Cela nous vaut deux beaux messages convergents, l’un du Grand Rabbin de France, Haïm Korsia, « Joyeux Noël », l’autre de l’Archevêque de Paris, le Cardinal André Vingt-Trois, « Hag Hanoukka Sameah ». Et l’éditorial du Rabbin Delphine Horvilleur insiste sur cette concomitance de date : « Vivre simultanément les deux fêtes, cette année, est comme une invitation pour les uns et les autres à revisiter ce qui nous rapproche et nous distancie. »
La suite est faite, répétons-le, d’apports les plus divers. Soulignons d’emblée le riche entretien de Mgr P. d’Ornellas, Archevêque de Rennes, avec J-F. Bensahel, Président de la synagogue de la rue Copernic (Paris), qui porte sur l’événement fondateur que fut la déclaration Nostra Aetate (1965) de Vatican II. Avec force, J-F. Bensahel s’élève contre une interprétation de certains de ses coreligionnaires qui estiment que « les rapprochements entre l’Église et le Judaïsme sont le fruit d’un calcul politique ou circonstanciel. » « C’est une grave erreur », souligne-t-il : « il s’agit d’une démarche spirituelle, théologique, religieuse.

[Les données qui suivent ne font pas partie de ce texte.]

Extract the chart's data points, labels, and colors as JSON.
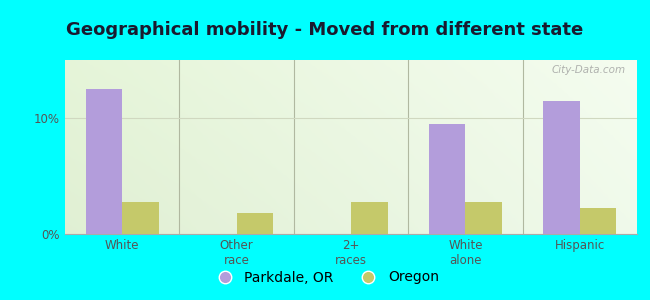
{
  "title": "Geographical mobility - Moved from different state",
  "categories": [
    "White",
    "Other\nrace",
    "2+\nraces",
    "White\nalone",
    "Hispanic"
  ],
  "parkdale_values": [
    12.5,
    0.0,
    0.0,
    9.5,
    11.5
  ],
  "oregon_values": [
    2.8,
    1.8,
    2.8,
    2.8,
    2.2
  ],
  "parkdale_color": "#b39ddb",
  "oregon_color": "#c5c96a",
  "bar_width": 0.32,
  "ylim": [
    0,
    15
  ],
  "ytick_labels": [
    "0%",
    "10%"
  ],
  "ytick_vals": [
    0,
    10
  ],
  "background_color": "#00ffff",
  "grad_top_color": "#f5fbee",
  "grad_bottom_color": "#e5f5d5",
  "grad_right_color": "#f8fdf5",
  "grid_color": "#d0d8c0",
  "title_fontsize": 13,
  "tick_fontsize": 8.5,
  "legend_fontsize": 10,
  "watermark": "City-Data.com",
  "legend_parkdale": "Parkdale, OR",
  "legend_oregon": "Oregon",
  "divider_color": "#b0b8a0",
  "title_color": "#1a1a2e"
}
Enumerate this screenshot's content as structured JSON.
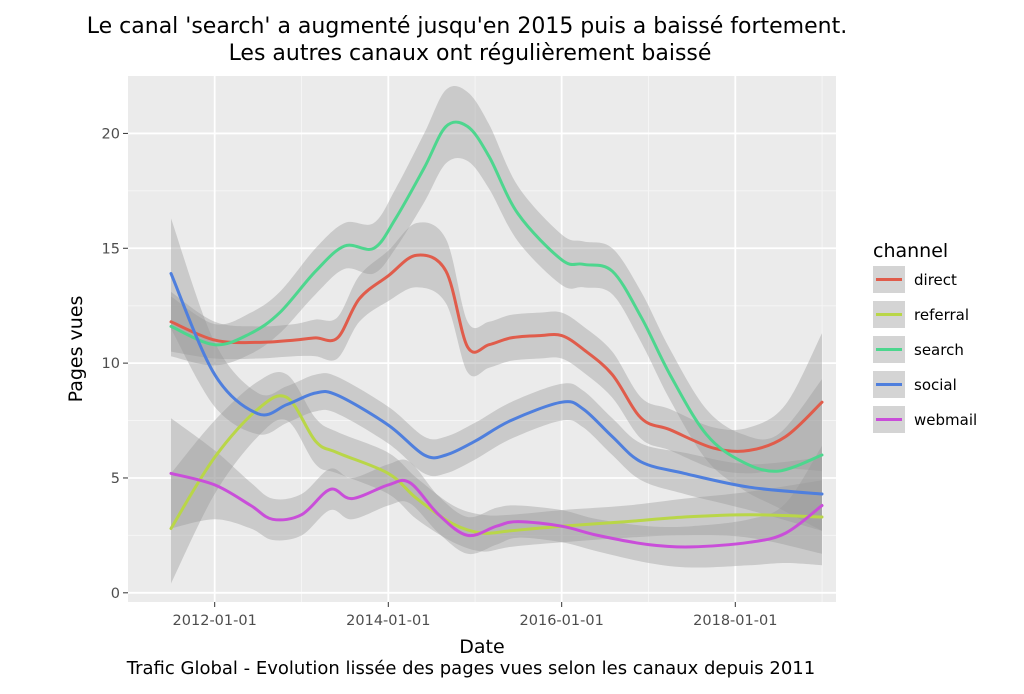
{
  "chart_data": {
    "type": "line",
    "title": "Le canal 'search' a augmenté jusqu'en 2015 puis a baissé fortement.",
    "subtitle": "Les autres canaux ont régulièrement baissé",
    "caption": "Trafic Global - Evolution lissée des pages vues selon les canaux depuis 2011",
    "xlabel": "Date",
    "ylabel": "Pages vues",
    "x_ticks": [
      "2012-01-01",
      "2014-01-01",
      "2016-01-01",
      "2018-01-01"
    ],
    "y_ticks": [
      0,
      5,
      10,
      15,
      20
    ],
    "xlim": [
      "2011-01-01",
      "2019-03-01"
    ],
    "ylim": [
      -0.4,
      22.5
    ],
    "grid": true,
    "legend": {
      "title": "channel",
      "placement": "right"
    },
    "series": [
      {
        "name": "direct",
        "color": "#e05c4b",
        "x": [
          "2011-07-01",
          "2012-01-01",
          "2012-07-01",
          "2012-12-01",
          "2013-03-01",
          "2013-06-01",
          "2013-09-01",
          "2014-01-01",
          "2014-05-01",
          "2014-09-01",
          "2014-12-01",
          "2015-03-01",
          "2015-06-01",
          "2015-10-01",
          "2016-01-01",
          "2016-04-01",
          "2016-08-01",
          "2016-12-01",
          "2017-04-01",
          "2017-10-01",
          "2018-03-01",
          "2018-08-01",
          "2019-01-01"
        ],
        "y": [
          11.8,
          11.0,
          10.9,
          11.0,
          11.1,
          11.1,
          12.8,
          13.8,
          14.7,
          14.0,
          10.7,
          10.8,
          11.1,
          11.2,
          11.2,
          10.6,
          9.5,
          7.6,
          7.1,
          6.3,
          6.2,
          6.8,
          8.3
        ],
        "band": [
          1.3,
          0.8,
          0.7,
          0.7,
          0.8,
          0.9,
          1.0,
          1.1,
          1.4,
          1.4,
          1.1,
          1.0,
          1.0,
          1.0,
          1.0,
          1.0,
          1.0,
          0.9,
          0.9,
          0.9,
          1.0,
          1.4,
          3.0
        ]
      },
      {
        "name": "referral",
        "color": "#b9d648",
        "x": [
          "2011-07-01",
          "2012-01-01",
          "2012-07-01",
          "2012-11-01",
          "2013-03-01",
          "2013-06-01",
          "2014-01-01",
          "2014-05-01",
          "2014-10-01",
          "2015-02-01",
          "2015-06-01",
          "2016-01-01",
          "2016-10-01",
          "2017-06-01",
          "2018-03-01",
          "2019-01-01"
        ],
        "y": [
          2.8,
          5.9,
          8.0,
          8.5,
          6.6,
          6.1,
          5.2,
          4.1,
          3.0,
          2.6,
          2.7,
          2.9,
          3.1,
          3.3,
          3.4,
          3.3
        ],
        "band": [
          2.4,
          1.6,
          1.2,
          1.0,
          1.0,
          0.9,
          0.9,
          0.9,
          0.8,
          0.8,
          0.7,
          0.7,
          0.7,
          0.8,
          1.0,
          1.6
        ]
      },
      {
        "name": "search",
        "color": "#4dd68e",
        "x": [
          "2011-07-01",
          "2012-01-01",
          "2012-06-01",
          "2012-10-01",
          "2013-03-01",
          "2013-07-01",
          "2013-11-01",
          "2014-02-01",
          "2014-06-01",
          "2014-09-01",
          "2014-12-01",
          "2015-03-01",
          "2015-07-01",
          "2016-01-01",
          "2016-04-01",
          "2016-08-01",
          "2016-12-01",
          "2017-04-01",
          "2017-09-01",
          "2018-02-01",
          "2018-07-01",
          "2019-01-01"
        ],
        "y": [
          11.6,
          10.8,
          11.3,
          12.2,
          14.0,
          15.1,
          15.0,
          16.3,
          18.5,
          20.3,
          20.3,
          19.0,
          16.5,
          14.5,
          14.3,
          14.0,
          12.0,
          9.5,
          6.9,
          5.7,
          5.3,
          6.0
        ],
        "band": [
          1.3,
          0.9,
          0.9,
          0.9,
          1.0,
          1.0,
          1.1,
          1.3,
          1.5,
          1.6,
          1.5,
          1.4,
          1.2,
          1.1,
          1.0,
          1.0,
          1.1,
          1.1,
          1.1,
          1.2,
          1.6,
          3.3
        ]
      },
      {
        "name": "social",
        "color": "#4f7fdd",
        "x": [
          "2011-07-01",
          "2012-01-01",
          "2012-07-01",
          "2012-11-01",
          "2013-03-01",
          "2013-06-01",
          "2014-01-01",
          "2014-06-01",
          "2014-09-01",
          "2015-01-01",
          "2015-06-01",
          "2016-01-01",
          "2016-04-01",
          "2016-08-01",
          "2016-12-01",
          "2017-06-01",
          "2018-03-01",
          "2019-01-01"
        ],
        "y": [
          13.9,
          9.5,
          7.8,
          8.2,
          8.7,
          8.6,
          7.3,
          6.0,
          6.0,
          6.6,
          7.5,
          8.3,
          8.0,
          6.8,
          5.7,
          5.2,
          4.6,
          4.3
        ],
        "band": [
          2.4,
          1.4,
          0.9,
          0.8,
          0.8,
          0.8,
          0.8,
          0.8,
          0.8,
          0.8,
          0.8,
          0.8,
          0.8,
          0.8,
          0.8,
          0.9,
          1.0,
          1.6
        ]
      },
      {
        "name": "webmail",
        "color": "#c94ed9",
        "x": [
          "2011-07-01",
          "2012-01-01",
          "2012-06-01",
          "2012-09-01",
          "2013-01-01",
          "2013-05-01",
          "2013-08-01",
          "2014-01-01",
          "2014-04-01",
          "2014-08-01",
          "2014-12-01",
          "2015-04-01",
          "2015-07-01",
          "2016-01-01",
          "2016-06-01",
          "2017-01-01",
          "2017-07-01",
          "2018-03-01",
          "2018-08-01",
          "2019-01-01"
        ],
        "y": [
          5.2,
          4.7,
          3.8,
          3.2,
          3.4,
          4.5,
          4.1,
          4.7,
          4.8,
          3.4,
          2.5,
          2.9,
          3.1,
          2.9,
          2.5,
          2.1,
          2.0,
          2.2,
          2.6,
          3.8
        ],
        "band": [
          2.4,
          1.5,
          1.0,
          0.9,
          0.9,
          0.9,
          0.9,
          0.9,
          0.9,
          0.8,
          0.8,
          0.8,
          0.7,
          0.7,
          0.7,
          0.8,
          0.9,
          1.0,
          1.3,
          2.6
        ]
      }
    ]
  }
}
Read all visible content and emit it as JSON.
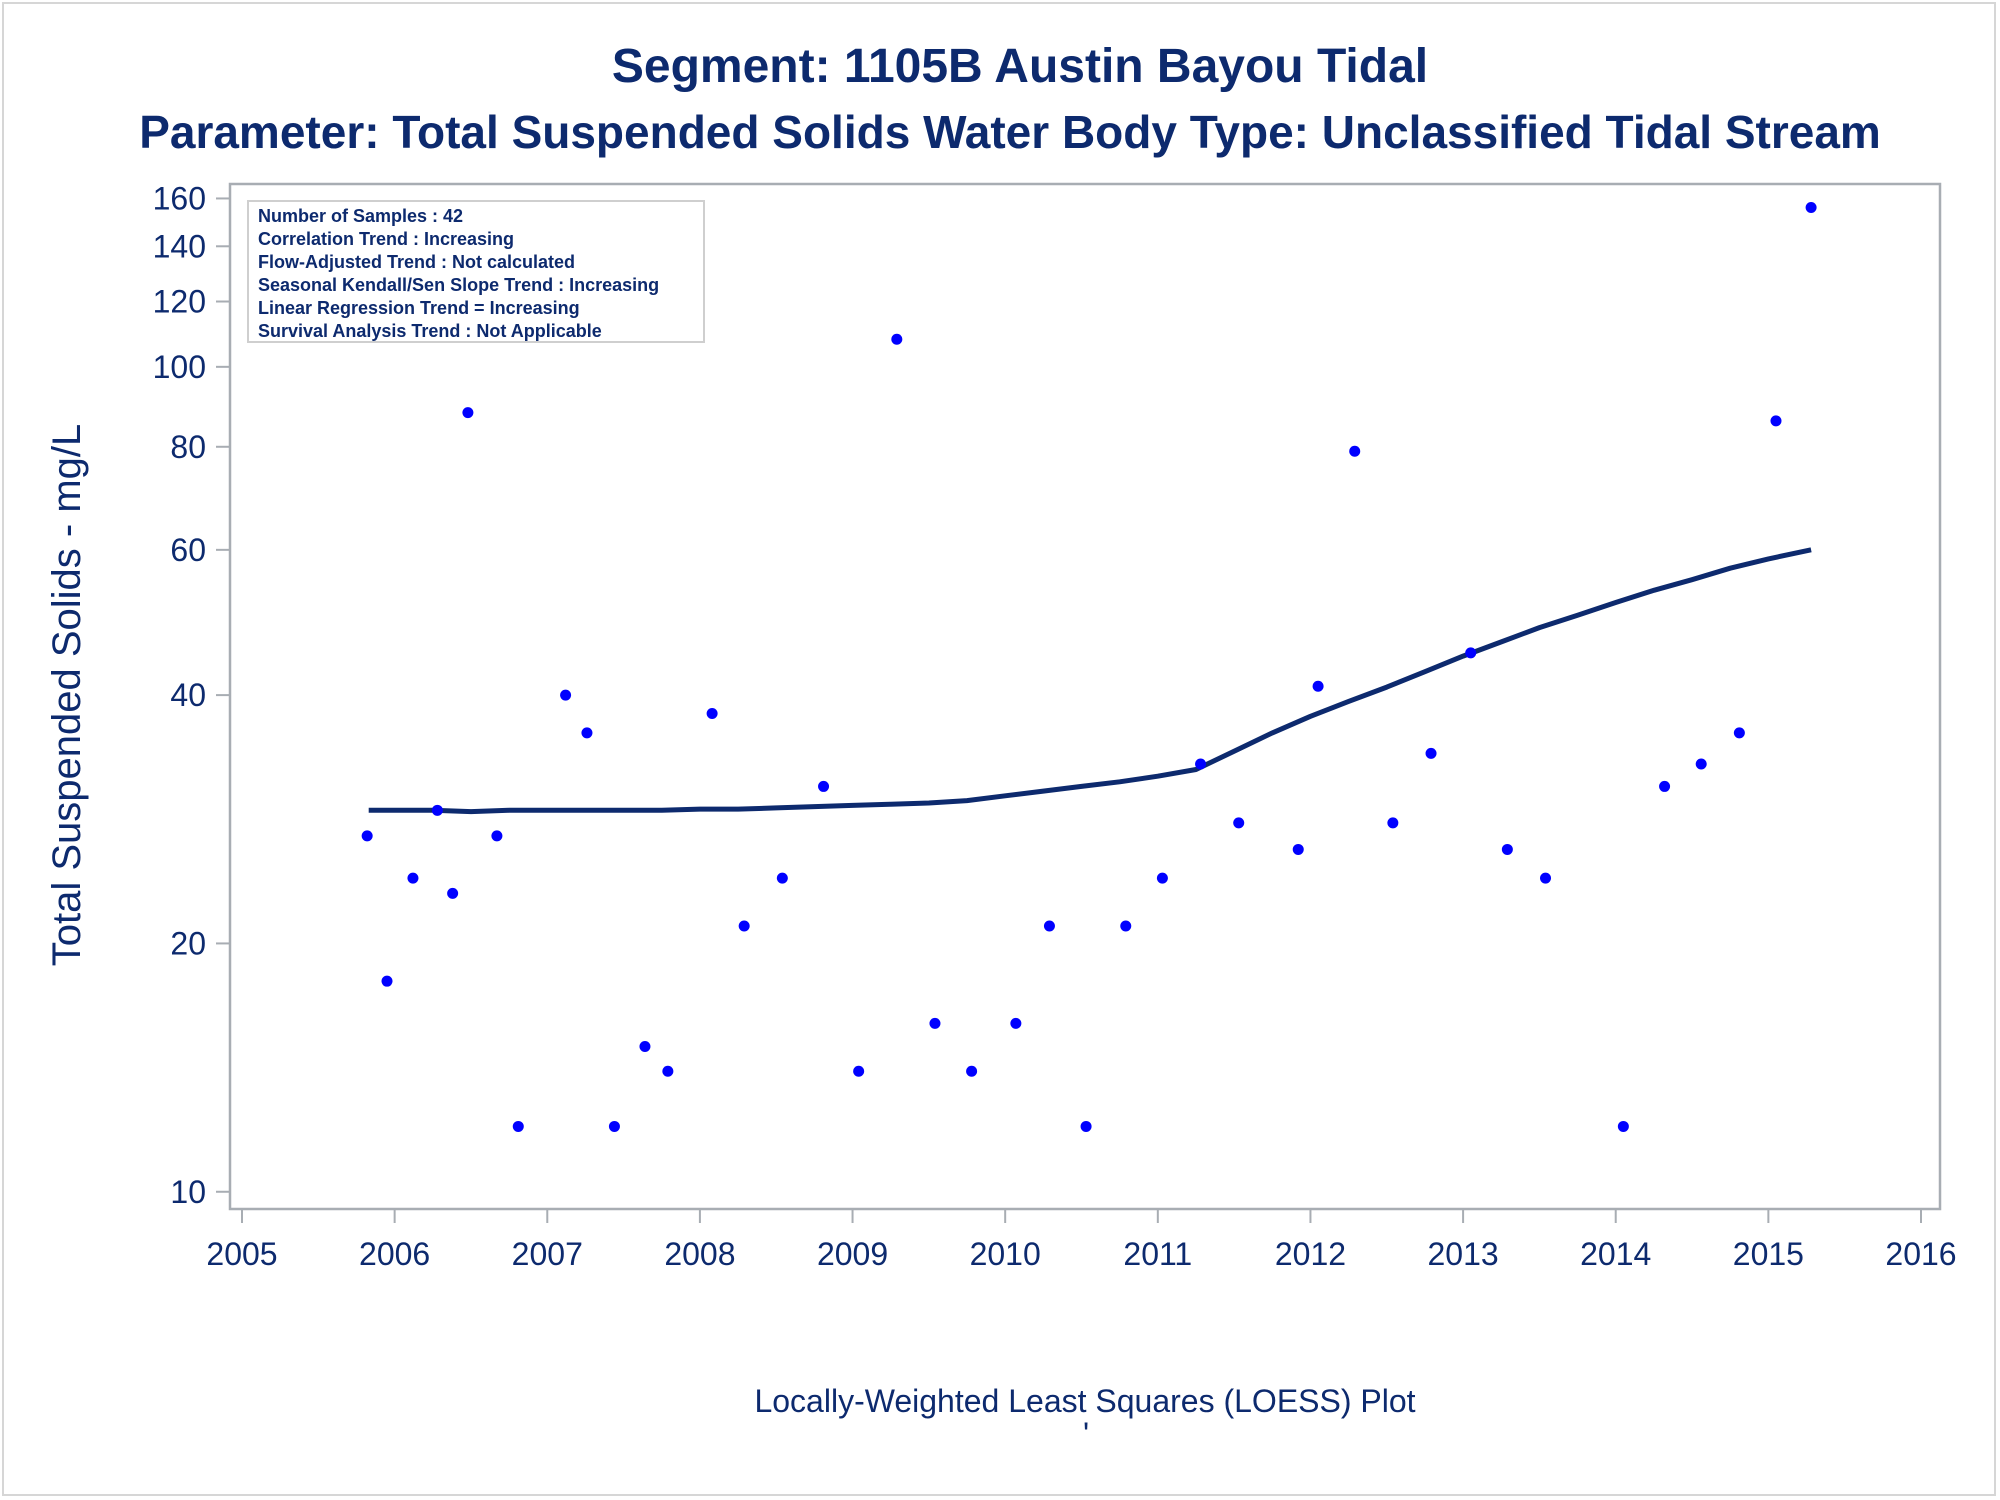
{
  "chart_data": {
    "type": "scatter",
    "title": "Segment: 1105B  Austin Bayou Tidal",
    "subtitle": "Parameter: Total Suspended Solids   Water Body Type: Unclassified Tidal Stream",
    "ylabel": "Total Suspended Solids - mg/L",
    "xlabel": "",
    "footnote": "Locally-Weighted Least Squares (LOESS) Plot",
    "footnote_mark": "'",
    "x_scale": "time",
    "y_scale": "log",
    "xlim": [
      2005,
      2016
    ],
    "ylim": [
      9.8,
      162
    ],
    "x_ticks": [
      "2005",
      "2006",
      "2007",
      "2008",
      "2009",
      "2010",
      "2011",
      "2012",
      "2013",
      "2014",
      "2015",
      "2016"
    ],
    "y_ticks": [
      10,
      20,
      40,
      60,
      80,
      100,
      120,
      140,
      160
    ],
    "grid": false,
    "point_color": "#0000ff",
    "line_color": "#0d2a6e",
    "stats_box": [
      "Number of Samples : 42",
      "Correlation Trend : Increasing",
      "Flow-Adjusted Trend : Not calculated",
      "Seasonal Kendall/Sen Slope Trend : Increasing",
      "Linear Regression Trend = Increasing",
      "Survival Analysis Trend : Not Applicable"
    ],
    "series": [
      {
        "kind": "points",
        "x": [
          2005.82,
          2005.95,
          2006.12,
          2006.28,
          2006.38,
          2006.48,
          2006.67,
          2006.81,
          2007.12,
          2007.26,
          2007.44,
          2007.64,
          2007.79,
          2008.08,
          2008.29,
          2008.54,
          2008.81,
          2009.04,
          2009.29,
          2009.54,
          2009.78,
          2010.07,
          2010.29,
          2010.53,
          2010.79,
          2011.03,
          2011.28,
          2011.53,
          2011.92,
          2012.05,
          2012.29,
          2012.54,
          2012.79,
          2013.05,
          2013.29,
          2013.54,
          2014.05,
          2014.32,
          2014.56,
          2014.81,
          2015.05,
          2015.28
        ],
        "y": [
          27,
          18,
          24,
          29,
          23,
          88,
          27,
          12,
          40,
          36,
          12,
          15,
          14,
          38,
          21,
          24,
          31,
          14,
          108,
          16,
          14,
          16,
          21,
          12,
          21,
          24,
          33,
          28,
          26,
          41,
          79,
          28,
          34,
          45,
          26,
          24,
          12,
          31,
          33,
          36,
          86,
          156
        ]
      },
      {
        "kind": "loess",
        "x": [
          2005.83,
          2006.0,
          2006.25,
          2006.5,
          2006.75,
          2007.0,
          2007.25,
          2007.5,
          2007.75,
          2008.0,
          2008.25,
          2008.5,
          2008.75,
          2009.0,
          2009.25,
          2009.5,
          2009.75,
          2010.0,
          2010.25,
          2010.5,
          2010.75,
          2011.0,
          2011.25,
          2011.5,
          2011.75,
          2012.0,
          2012.25,
          2012.5,
          2012.75,
          2013.0,
          2013.25,
          2013.5,
          2013.75,
          2014.0,
          2014.25,
          2014.5,
          2014.75,
          2015.0,
          2015.28
        ],
        "y": [
          29.0,
          29.0,
          29.0,
          28.9,
          29.0,
          29.0,
          29.0,
          29.0,
          29.0,
          29.1,
          29.1,
          29.2,
          29.3,
          29.4,
          29.5,
          29.6,
          29.8,
          30.2,
          30.6,
          31.0,
          31.4,
          31.9,
          32.5,
          34.2,
          36.0,
          37.7,
          39.3,
          40.9,
          42.7,
          44.6,
          46.4,
          48.3,
          50.0,
          51.8,
          53.6,
          55.2,
          57.0,
          58.5,
          60.0
        ]
      }
    ]
  }
}
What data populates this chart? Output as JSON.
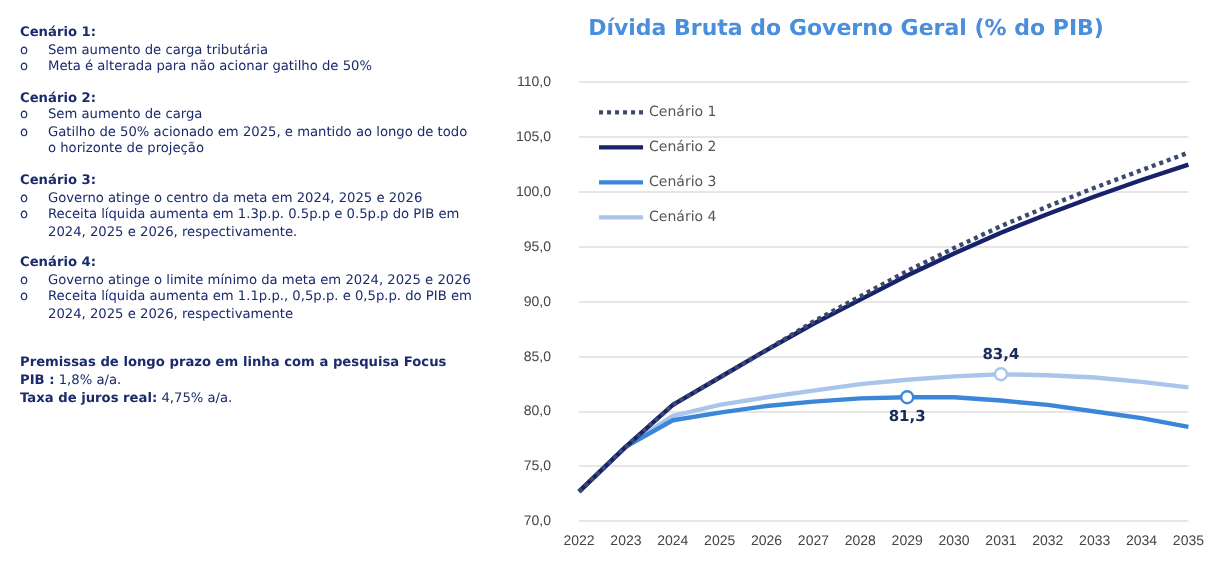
{
  "chart_data": {
    "type": "line",
    "title": "Dívida Bruta do Governo Geral (% do PIB)",
    "categories": [
      "2022",
      "2023",
      "2024",
      "2025",
      "2026",
      "2027",
      "2028",
      "2029",
      "2030",
      "2031",
      "2032",
      "2033",
      "2034",
      "2035"
    ],
    "series": [
      {
        "name": "Cenário 1",
        "color": "#3d4a70",
        "line_style": "dotted",
        "values": [
          72.7,
          76.8,
          80.6,
          83.1,
          85.6,
          88.2,
          90.5,
          92.8,
          94.9,
          96.9,
          98.7,
          100.4,
          102.0,
          103.6
        ]
      },
      {
        "name": "Cenário 2",
        "color": "#18226b",
        "line_style": "solid",
        "values": [
          72.7,
          76.8,
          80.6,
          83.1,
          85.6,
          88.0,
          90.2,
          92.4,
          94.4,
          96.3,
          98.0,
          99.6,
          101.1,
          102.5
        ]
      },
      {
        "name": "Cenário 3",
        "color": "#3a87d9",
        "line_style": "solid",
        "values": [
          72.7,
          76.8,
          79.2,
          79.9,
          80.5,
          80.9,
          81.2,
          81.3,
          81.3,
          81.0,
          80.6,
          80.0,
          79.4,
          78.6
        ],
        "value_labels": [
          null,
          null,
          null,
          null,
          null,
          null,
          null,
          "81,3",
          null,
          null,
          null,
          null,
          null,
          null
        ]
      },
      {
        "name": "Cenário 4",
        "color": "#a9c5ea",
        "line_style": "solid",
        "values": [
          72.7,
          76.8,
          79.6,
          80.6,
          81.3,
          81.9,
          82.5,
          82.9,
          83.2,
          83.4,
          83.3,
          83.1,
          82.7,
          82.2
        ],
        "value_labels": [
          null,
          null,
          null,
          null,
          null,
          null,
          null,
          null,
          null,
          "83,4",
          null,
          null,
          null,
          null
        ]
      }
    ],
    "ylim": [
      70,
      110
    ],
    "yticks": [
      {
        "value": 70,
        "label": "70,0"
      },
      {
        "value": 75,
        "label": "75,0"
      },
      {
        "value": 80,
        "label": "80,0"
      },
      {
        "value": 85,
        "label": "85,0"
      },
      {
        "value": 90,
        "label": "90,0"
      },
      {
        "value": 95,
        "label": "95,0"
      },
      {
        "value": 100,
        "label": "100,0"
      },
      {
        "value": 105,
        "label": "105,0"
      },
      {
        "value": 110,
        "label": "110,0"
      }
    ],
    "grid": "y",
    "legend": "top left",
    "marker": "none",
    "annotations": [
      "Cenário 1:\no\tSem aumento de carga tributária\no\tMeta é alterada para não acionar gatilho de 50%",
      "Cenário 2:\no\tSem aumento de carga\no\tGatilho de 50% acionado em 2025, e mantido ao longo de todo o horizonte de projeção",
      "Cenário 3:\no\tGoverno atinge o centro da meta em 2024, 2025 e 2026\no\tReceita líquida aumenta em 1.3p.p. 0.5p.p e 0.5p.p do PIB em 2024, 2025 e 2026, respectivamente.",
      "Cenário 4:\no\tGoverno atinge o limite mínimo da meta em 2024, 2025 e 2026\no\tReceita líquida aumenta em 1.1p.p., 0,5p.p. e 0,5p.p. do PIB em 2024, 2025 e 2026, respectivamente",
      "Premissas de longo prazo em linha com a pesquisa Focus\nPIB : 1,8% a/a.\nTaxa de juros real: 4,75% a/a."
    ]
  }
}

C’est celle-ci qui porte celle-là. Et pas l’inverse. » Et si l’on en veut une preuve, il suffit de lire, pour s’en convaincre, leur livre d’entretiens, Juifs et Chrétiens, frères à l’évidence. La paix des religions, éd. Odile Jacob, 2015 [cf. Sens, n°405, mars-avril 2016, p. 173-175].
Des articles d’universitaires se font l’écho des recherches actuelles sur les origines du Christianisme, notamment sur la place et le rôle, de plus en plus marginalisés, des Judéo-Chrétiens face aux Rabbis pharisiens du Talmud (Dan Jaffé), ou bien encore sur la remise en cause, par Israël Yuval, de la vision classique de la relation Judaïsme-Christianisme comme respectivement religion-mère et religion-fille, au profit d’un modèle de « deux sœurs en conflit ».
Mais l’histoire contemporaine n’en est pas pour autant oubliée, avec Édouard Husson qui reconsidère à nouveaux frais la légende noire de Pie XII, avec Jonas Moses-Lustiger, petit-fils d’Arno Lustiger, cousin de l’Archevêque de Paris : « Un Kaddish pour le Cardinal ». Il faudrait aussi évoquer la leçon d’exégèse du Rabbin Marc-Alain Ouaknin, « Tu aimeras ton prochain comme toi-même », ou bien la méditation de David Isaac Haziza sur le verset du Psaume 22, « Mon Dieu, mon Dieu, pourquoi m’as-Tu abandonné ? », mots de douleur prononcés, selon les Évangiles, par Jésus sur la croix, et bien d’autres rubriques encore. Un dossier très riche à étudier dans toutes ses composantes.